UnifiedDiff

Produce a unified diff of two strings.

Algorithm

Diffs are computed using the classic dynamic-programming LCS (longest common subsequence) approach:

  1. Build an (m+1) × (n+1) DP table over the two line arrays.
  2. Backtrack through the table to produce a sequence of Keep, Remove, and Add edits. The backtracking is iterative (tail-recursive with an accumulator) to avoid stack overflows on large files.
  3. Group nearby changes into hunks, each padded with up to three lines of context.
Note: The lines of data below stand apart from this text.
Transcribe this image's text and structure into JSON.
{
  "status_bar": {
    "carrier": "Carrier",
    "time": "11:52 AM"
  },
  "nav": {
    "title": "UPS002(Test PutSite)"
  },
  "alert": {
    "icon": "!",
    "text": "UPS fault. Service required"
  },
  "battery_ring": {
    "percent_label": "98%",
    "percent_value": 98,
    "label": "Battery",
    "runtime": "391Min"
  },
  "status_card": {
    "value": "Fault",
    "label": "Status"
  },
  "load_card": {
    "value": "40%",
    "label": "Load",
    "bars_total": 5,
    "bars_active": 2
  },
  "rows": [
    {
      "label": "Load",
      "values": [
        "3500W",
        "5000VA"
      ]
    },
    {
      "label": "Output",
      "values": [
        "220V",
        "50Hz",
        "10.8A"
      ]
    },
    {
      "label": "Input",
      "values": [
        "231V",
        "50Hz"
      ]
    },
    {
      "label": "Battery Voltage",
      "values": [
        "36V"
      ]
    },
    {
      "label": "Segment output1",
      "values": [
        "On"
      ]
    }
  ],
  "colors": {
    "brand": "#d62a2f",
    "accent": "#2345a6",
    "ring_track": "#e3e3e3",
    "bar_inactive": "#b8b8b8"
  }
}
Change groups whose context windows overlap are merged into a single hunk.
  4. Render each hunk with a @@ -a,b +c,d @@ header.
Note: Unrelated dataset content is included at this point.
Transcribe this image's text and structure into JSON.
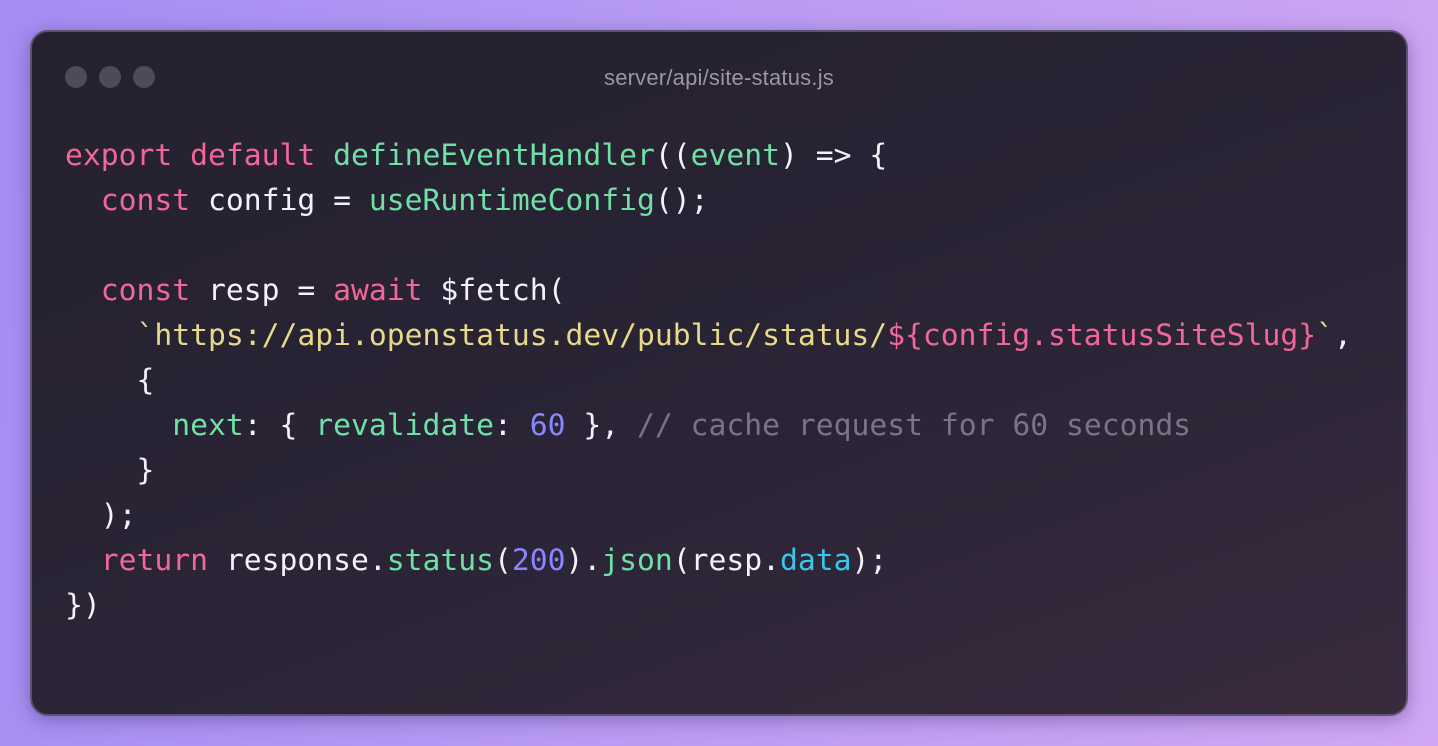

Time complexity is O(mn) in the size of the two inputs; space complexity is the same for the DP table.

Limitations

The DP table itself allocates O(mn) memory, so comparing very large files (thousands of lines each) will be slow. For most source files and configuration files encountered in practice this is not an issue.

Functions

unifiedDiffStrings : String -> String -> String

Compute a unified diff between two strings. Each string is split on newlines and compared line by line. Returns the diff as a String, or an empty String if the inputs are identical.

The output follows the standard unified diff format:

    @@ -1,4 +1,4 @@
     context line
    -removed line
    +added line
     context line
unifiedDiffArrays : Array String -> Array String -> String

Compute a unified diff between two Arrays of Strings, where each string is a single line of text. Returns the diff as a String, or an empty String if the inputs are identical.

The output follows the standard unified diff format:

    @@ -1,4 +1,4 @@
     context line
    -removed line
    +added line
     context line